A sessão deve abrir com uma ação da Abrint sobre trecho do Marco Civil da Internet que exige ordem judicial para acesso a dados de tráfego de usuários.
A decisão sobre a chamada uberização deve valer para toda a Justiça e pode impactar 1,7 milhão de trabalhadores, com mais de 10 mil ações à espera de um posicionamento do STF.
Duas ações, dois debates diferentes
O primeiro item da pauta é uma ação da Associação Brasileira de Provedores de Internet e Telecomunicações (Abrint), que pede a validação de um trecho do Marco Civil da Internet sobre o acesso a dados de tráfego de usuários — informações capazes de identificar quem usou determinado endereço de IP. O julgamento começou no plenário virtual em dezembro de 2025, quando o relator, ministro Cristiano Zanin, e o ministro Dias Toffoli votaram pela validade da norma.
Segundo Zanin, autoridades podem pedir diretamente dados cadastrais básicos, como nome, filiação e endereço.
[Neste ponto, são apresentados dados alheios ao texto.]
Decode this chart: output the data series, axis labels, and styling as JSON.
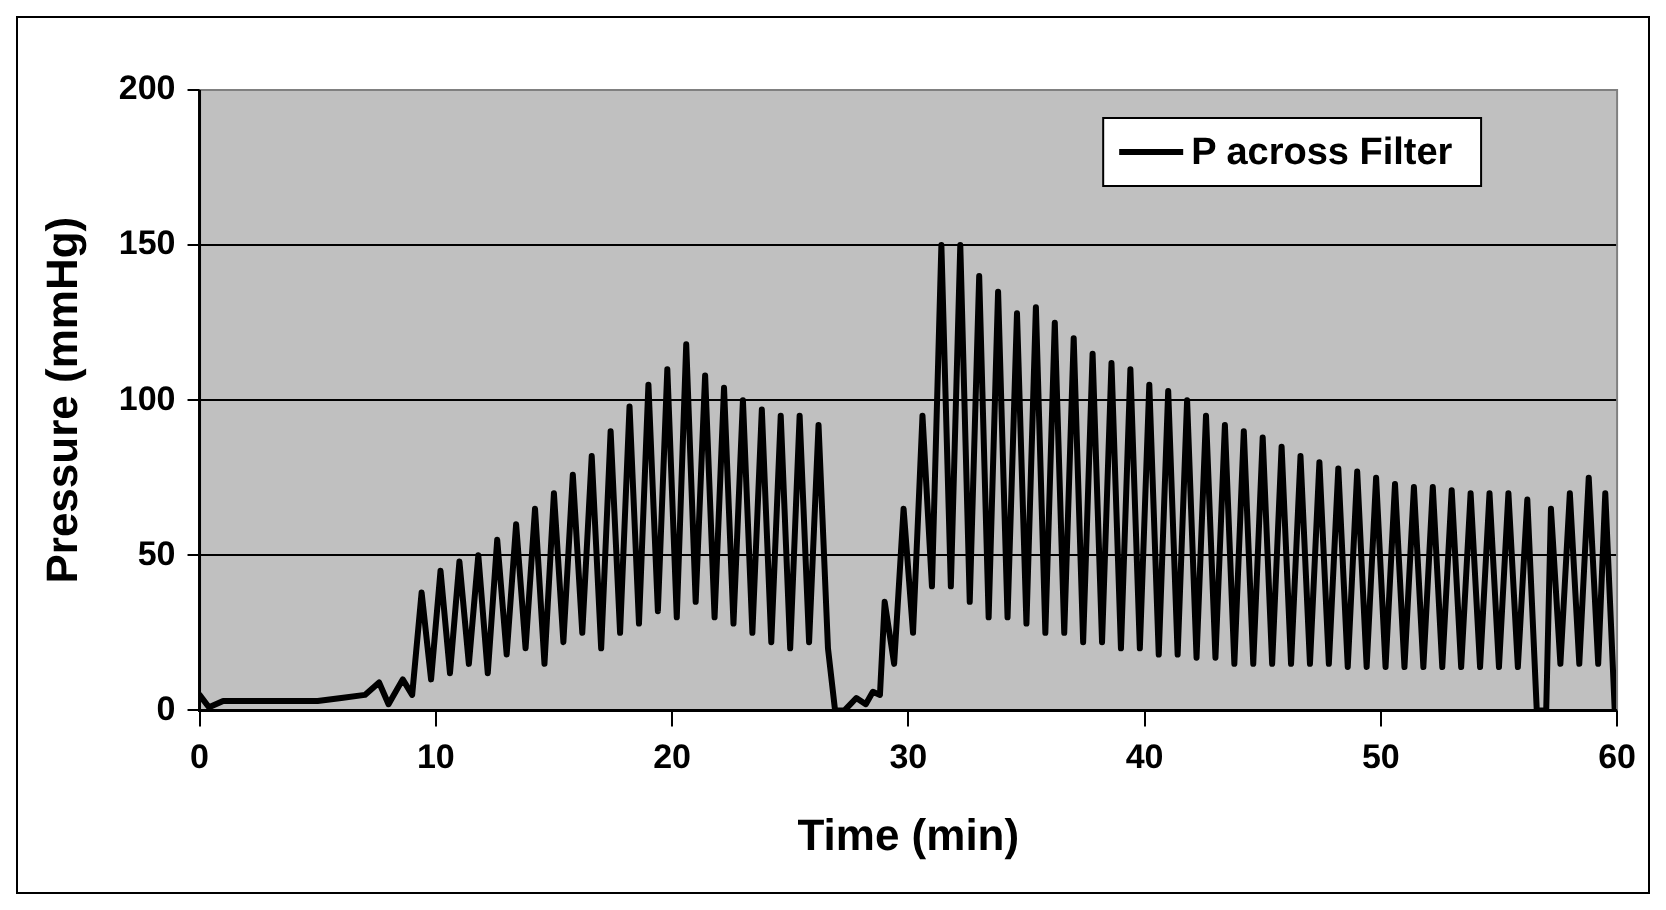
{
  "chart_data": {
    "type": "line",
    "xlabel": "Time (min)",
    "ylabel": "Pressure (mmHg)",
    "x": [
      0,
      0.4,
      1,
      2,
      3,
      4,
      5,
      6,
      7,
      7.6,
      8,
      8.6,
      9,
      9.4,
      9.8,
      10.2,
      10.6,
      11,
      11.4,
      11.8,
      12.2,
      12.6,
      13,
      13.4,
      13.8,
      14.2,
      14.6,
      15,
      15.4,
      15.8,
      16.2,
      16.6,
      17,
      17.4,
      17.8,
      18.2,
      18.6,
      19,
      19.4,
      19.8,
      20.2,
      20.6,
      21,
      21.4,
      21.8,
      22.2,
      22.6,
      23,
      23.4,
      23.8,
      24.2,
      24.6,
      25,
      25.4,
      25.8,
      26.2,
      26.6,
      26.9,
      27.3,
      27.8,
      28.2,
      28.5,
      28.8,
      29,
      29.4,
      29.8,
      30.2,
      30.6,
      31,
      31.4,
      31.8,
      32.2,
      32.6,
      33,
      33.4,
      33.8,
      34.2,
      34.6,
      35,
      35.4,
      35.8,
      36.2,
      36.6,
      37,
      37.4,
      37.8,
      38.2,
      38.6,
      39,
      39.4,
      39.8,
      40.2,
      40.6,
      41,
      41.4,
      41.8,
      42.2,
      42.6,
      43,
      43.4,
      43.8,
      44.2,
      44.6,
      45,
      45.4,
      45.8,
      46.2,
      46.6,
      47,
      47.4,
      47.8,
      48.2,
      48.6,
      49,
      49.4,
      49.8,
      50.2,
      50.6,
      51,
      51.4,
      51.8,
      52.2,
      52.6,
      53,
      53.4,
      53.8,
      54.2,
      54.6,
      55,
      55.4,
      55.8,
      56.2,
      56.6,
      57,
      57.2,
      57.6,
      58,
      58.4,
      58.8,
      59.2,
      59.5,
      59.9
    ],
    "series": [
      {
        "name": "P across Filter",
        "color": "#000000",
        "values": [
          5,
          1,
          3,
          3,
          3,
          3,
          3,
          4,
          5,
          9,
          2,
          10,
          5,
          38,
          10,
          45,
          12,
          48,
          15,
          50,
          12,
          55,
          18,
          60,
          20,
          65,
          15,
          70,
          22,
          76,
          25,
          82,
          20,
          90,
          25,
          98,
          28,
          105,
          32,
          110,
          30,
          118,
          35,
          108,
          30,
          104,
          28,
          100,
          25,
          97,
          22,
          95,
          20,
          95,
          22,
          92,
          20,
          0,
          0,
          4,
          2,
          6,
          5,
          35,
          15,
          65,
          25,
          95,
          40,
          150,
          40,
          150,
          35,
          140,
          30,
          135,
          30,
          128,
          28,
          130,
          25,
          125,
          25,
          120,
          22,
          115,
          22,
          112,
          20,
          110,
          20,
          105,
          18,
          103,
          18,
          100,
          17,
          95,
          17,
          92,
          15,
          90,
          15,
          88,
          15,
          85,
          15,
          82,
          15,
          80,
          15,
          78,
          14,
          77,
          14,
          75,
          14,
          73,
          14,
          72,
          14,
          72,
          14,
          71,
          14,
          70,
          14,
          70,
          14,
          70,
          14,
          68,
          0,
          0,
          65,
          15,
          70,
          15,
          75,
          15,
          70,
          0
        ]
      }
    ],
    "xlim": [
      0,
      60
    ],
    "xticks": [
      0,
      10,
      20,
      30,
      40,
      50,
      60
    ],
    "ylim": [
      0,
      200
    ],
    "yticks": [
      0,
      50,
      100,
      150,
      200
    ],
    "grid": "y",
    "legend": "top right",
    "marker": "none",
    "line_style": "solid"
  }
}
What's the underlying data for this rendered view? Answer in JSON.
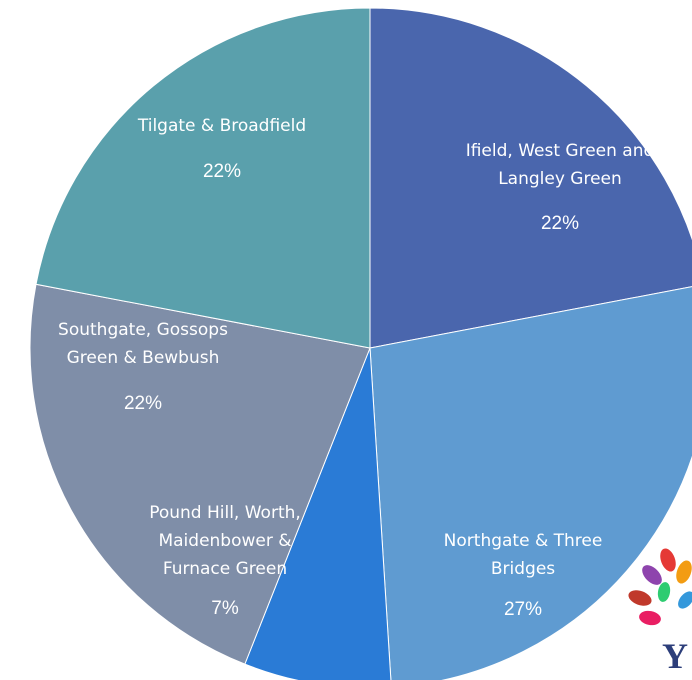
{
  "chart_data": {
    "type": "pie",
    "categories": [
      "Ifield, West Green and Langley Green",
      "Northgate & Three Bridges",
      "Pound Hill, Worth, Maidenbower & Furnace Green",
      "Southgate, Gossops Green & Bewbush",
      "Tilgate & Broadfield"
    ],
    "values": [
      22,
      27,
      7,
      22,
      22
    ],
    "value_labels": [
      "22%",
      "27%",
      "7%",
      "22%",
      "22%"
    ],
    "colors": [
      "#4a66ad",
      "#5f9bd1",
      "#2a7bd6",
      "#7f8ea8",
      "#5aa0ac"
    ]
  }
}
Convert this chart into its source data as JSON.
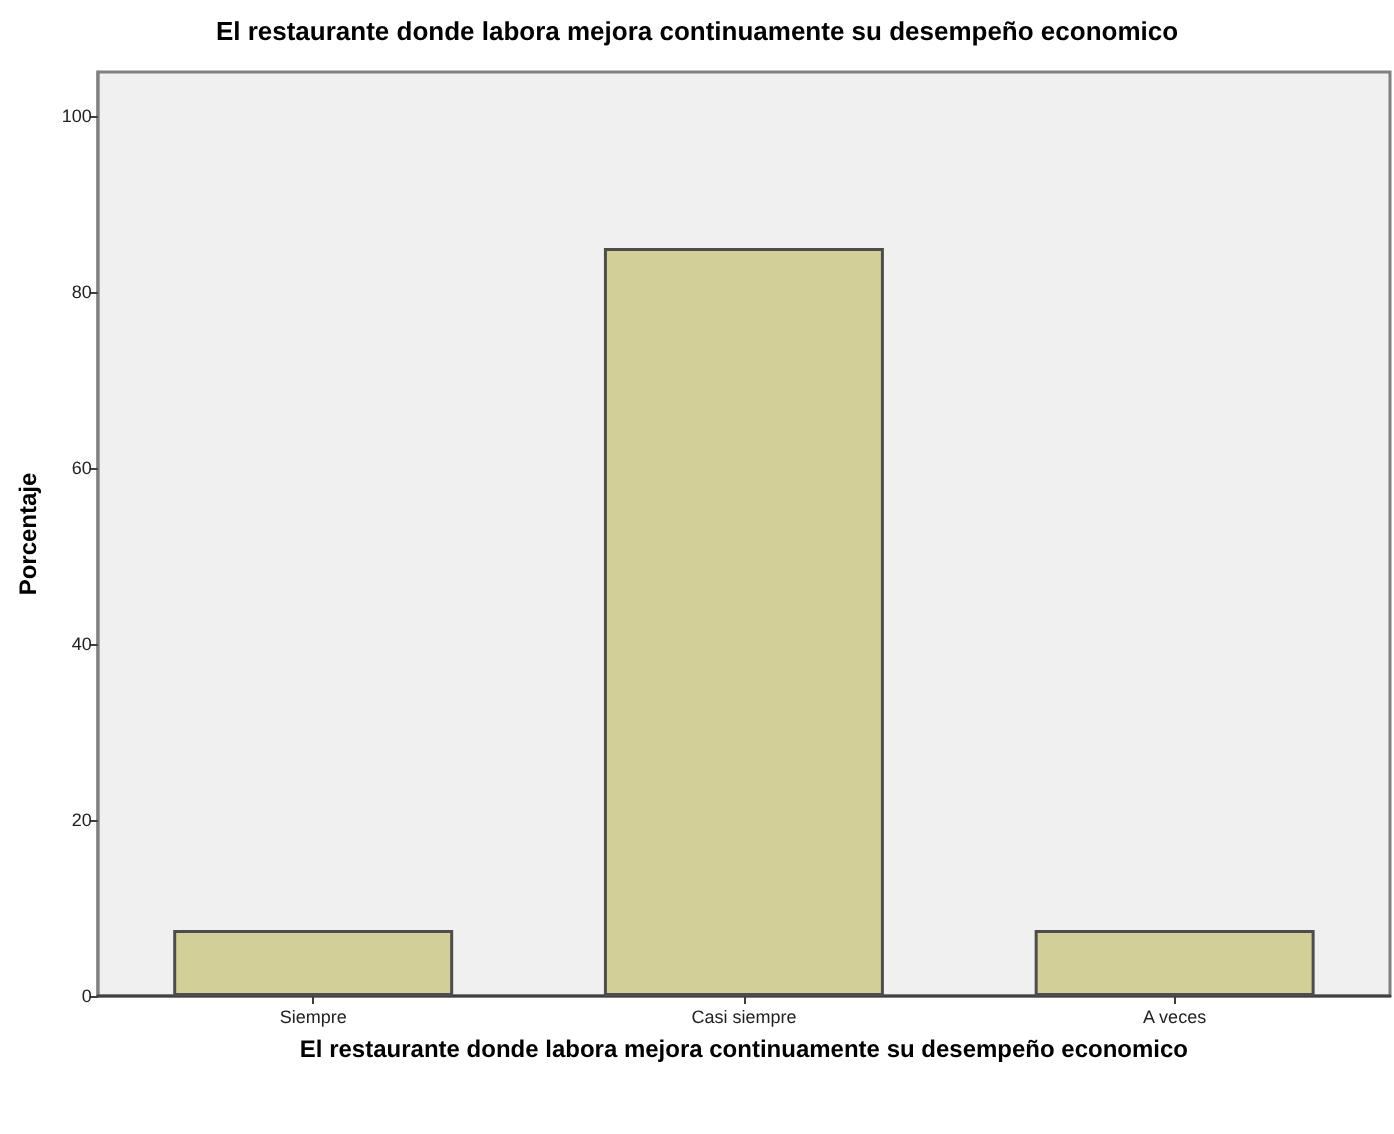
{
  "chart_data": {
    "type": "bar",
    "title": "El restaurante donde labora mejora continuamente su desempeño economico",
    "xlabel": "El restaurante donde labora mejora continuamente su desempeño economico",
    "ylabel": "Porcentaje",
    "categories": [
      "Siempre",
      "Casi siempre",
      "A veces"
    ],
    "values": [
      7.5,
      85,
      7.5
    ],
    "color": "#d3cf98",
    "ylim": [
      0,
      105
    ],
    "yticks": [
      0,
      20,
      40,
      60,
      80,
      100
    ]
  }
}
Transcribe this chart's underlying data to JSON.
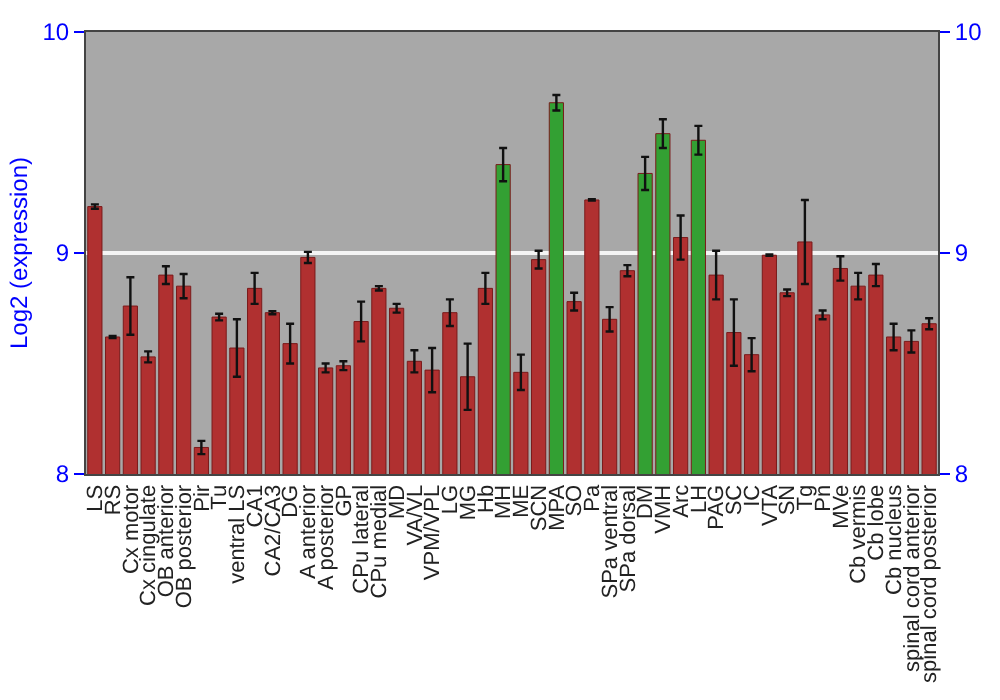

Já o acesso a dados de tráfego dependeria sempre de autorização judicial, por poder revelar hábitos, rotinas e redes de relacionamento dos usuários.
O caso da uberização
Na sequência, o Supremo deve retomar o julgamento sobre recursos de duas plataformas que contestam decisões da Justiça do Trabalho favoráveis ao vínculo empregatício de motoristas e entregadores. Para a Justiça do Trabalho, aplicativos de transporte e entrega exercem atividade-fim de empresas de transporte ou logística; as plataformas, por sua vez, se definem como empresas de tecnologia. A tese fixada pelo STF terá de ser seguida por toda a Justiça, com mais de 10 mil ações hoje paradas à espera da definição da corte, que deve afetar 1,7 milhão de trabalhadores.
Fachin busca uma solução intermediária
O julgamento deve recomeçar com o voto do presidente do STF, Edson Fachin, relator do recurso da Uber contra entendimento do Tribunal Superior do Trabalho (TST). Fachin defende que a corte construa uma solução equilibrada, que proteja os trabalhadores sem ignorar as novas formas de trabalho digital. Nos bastidores, a expectativa é que ele proponha garantias mínimas — como limite de jornada e recolhimento previdenciário — em vez de declarar diretamente a existência de vínculo.
Levantamentos sobre votos individuais e falas públicas indicam que o Supremo teria maioria para afastar o vínculo empregatício, mas ainda discute se avança em uma tese com proteções mínimas. Entra nesse debate a recém-aprovada Convenção 193 da Organização Internacional do Trabalho, primeiro pacto global sobre plataformas digitais, além de manifestações da AGU, favorável a proteção contratual dentro de um ambiente de inovação, e do Ministério Público do Trabalho, que defende análise caso a caso. Antes mesmo do início do julgamento, a PGR já havia se manifestado contra o reconhecimento do vínculo, argumentando que as plataformas apenas intermediam serviços sem controle direto sobre os trabalhadores.
O caso chega ao plenário depois de Fachin tê-lo pautado para junho em meio a um impasse político: o governo havia adiado o PL dos aplicativos para depois das eleições, transferindo ao Supremo a responsabilidade de dar a primeira palavra sobre o tema. A segunda ação da pauta é um recurso da Rappi contra decisão do Tribunal Regional do Trabalho da 3ª Região (MG) que reconheceu vínculo de emprego de um motofretista.